The only thing this article seems to do is deflect the readers’ attention from the real origins of frustration in Gaza represented in Israel’s overall inhuman policy toward the Palestinians to few, indeed, unimportant issues.
Israel’s siege and crimes are always the issue
While in other countries, which seem to enjoy wealth and maintain stability, suppression is exercised by governments on a larger scale and women’s rights are abused at a more serious level, little attention is paid to them. Likewise, the grievances toward an assumed middle class rise in Gaza is a completely preposterous issue to discuss when only a few days ago Israeli airstrikes killed 15 Palestinians in the Gaza Strip. (update: 11 Palestinians were killed in Israeli airstrikes during the past two days).
At a time when the people of the Gaza Strip, both wealthy and poor, are woken from their sleep by Israeli warplanes bombing their neighborhoods, grievances, suffering and anger of this sort is all what the world needs to know about Gaza.
Comments
Grievances
Permalink Rick replied on
First of all, I do not live in Gaza, never been there but hope to go there one day, even if the siege goes on. So I have to acknowledge that I can not share in the same day-by-day experiences Mr. Suliman has.
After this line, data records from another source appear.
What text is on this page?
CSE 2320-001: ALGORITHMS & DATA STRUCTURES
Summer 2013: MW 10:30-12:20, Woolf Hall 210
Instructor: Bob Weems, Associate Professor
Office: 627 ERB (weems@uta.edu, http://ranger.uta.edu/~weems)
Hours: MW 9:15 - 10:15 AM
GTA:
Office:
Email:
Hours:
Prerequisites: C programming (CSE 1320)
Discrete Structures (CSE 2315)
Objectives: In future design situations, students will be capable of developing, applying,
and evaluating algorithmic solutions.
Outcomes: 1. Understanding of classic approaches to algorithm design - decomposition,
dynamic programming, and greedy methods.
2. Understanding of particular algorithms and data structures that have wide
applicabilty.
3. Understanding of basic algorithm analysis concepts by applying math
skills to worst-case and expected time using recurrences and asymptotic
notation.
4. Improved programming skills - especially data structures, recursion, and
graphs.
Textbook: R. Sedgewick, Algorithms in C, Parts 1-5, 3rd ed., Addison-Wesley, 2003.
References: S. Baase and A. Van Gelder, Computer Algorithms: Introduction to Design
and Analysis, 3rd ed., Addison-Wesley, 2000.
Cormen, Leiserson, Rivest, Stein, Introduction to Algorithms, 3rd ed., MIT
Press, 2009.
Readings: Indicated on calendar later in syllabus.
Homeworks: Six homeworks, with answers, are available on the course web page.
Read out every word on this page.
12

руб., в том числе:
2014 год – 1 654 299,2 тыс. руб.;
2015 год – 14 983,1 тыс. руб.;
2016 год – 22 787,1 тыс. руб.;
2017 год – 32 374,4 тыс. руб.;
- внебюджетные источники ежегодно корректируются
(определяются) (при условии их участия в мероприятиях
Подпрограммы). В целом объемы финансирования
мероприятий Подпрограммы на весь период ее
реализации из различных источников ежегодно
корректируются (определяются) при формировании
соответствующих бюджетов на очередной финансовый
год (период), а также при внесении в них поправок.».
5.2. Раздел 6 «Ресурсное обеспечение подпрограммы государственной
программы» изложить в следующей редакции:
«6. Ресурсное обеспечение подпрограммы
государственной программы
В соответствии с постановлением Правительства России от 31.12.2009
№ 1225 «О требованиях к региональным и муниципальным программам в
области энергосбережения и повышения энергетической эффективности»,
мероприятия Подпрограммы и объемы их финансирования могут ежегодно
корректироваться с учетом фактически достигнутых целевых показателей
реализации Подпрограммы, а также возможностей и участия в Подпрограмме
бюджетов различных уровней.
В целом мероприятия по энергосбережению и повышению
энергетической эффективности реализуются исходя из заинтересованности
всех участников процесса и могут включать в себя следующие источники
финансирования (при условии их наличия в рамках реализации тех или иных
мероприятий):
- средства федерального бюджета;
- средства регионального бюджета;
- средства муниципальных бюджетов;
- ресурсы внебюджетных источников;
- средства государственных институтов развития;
However, as a progressive I was shocked to read this blog. Who is Mohammed Suliman to decide that "the only and real grievances the people of Gaza have is those toward Israel and its blockade of the Gaza Strip"? Why can't people have grievances both about the blockade, but also about women rights and the repressive character of the Hamas regime? Who are you to decide those grievances are not only, it seems, 'minor', but even hurtful! In an open society, people should be allowed to speak out on all grievances they have, not only about what supports, in this case, the struggle against Israel's siege? Instead of criticizing them, embrace them! You can make clear that Israel and the siege is still the main thing most Gazans have on their mind, while also acknowledging that other issues need to be resolved, instead of discrediting those who apparantly 'are hurting the cause' with their other grievances.
Sad, this could have been such a good blog.
I'm not against fighting against government suppression
Permalink Mohammed Suliman replied on
I think I made it clear in my post that yes, such grievances against the government and any suppression of human rights, including women’s, should be addressed and always brought to light. I’m quoting myself,
However, what I have against the examples I have put forward in the article are those that meant to tackle issues in an absolutely subjective way. What is meant by talking about the grievances of people in Gaza against a rising middle class at a time when all the world is paying attention to is how many Palestinians are killed in Israeli airstrikes every day? What is the point of always talking abuse from within about women’s rights while the real oppressor of women’s rights is actually the occupation, and yes, oppressing women’s rights by Hamas is but a minor issue to have this overdue attention by Western media.
Not one of these newspapers bothers talking about women’s rights abuse in other “third-world countries” while in Gaza this issues has been raised many times.
followign up on my above
Permalink Mohammed Suliman replied on
followign up on my above reply: *What is the point of always talking about abuse of women’s rights from within when the real oppressor of women’s rights is actually the occupation.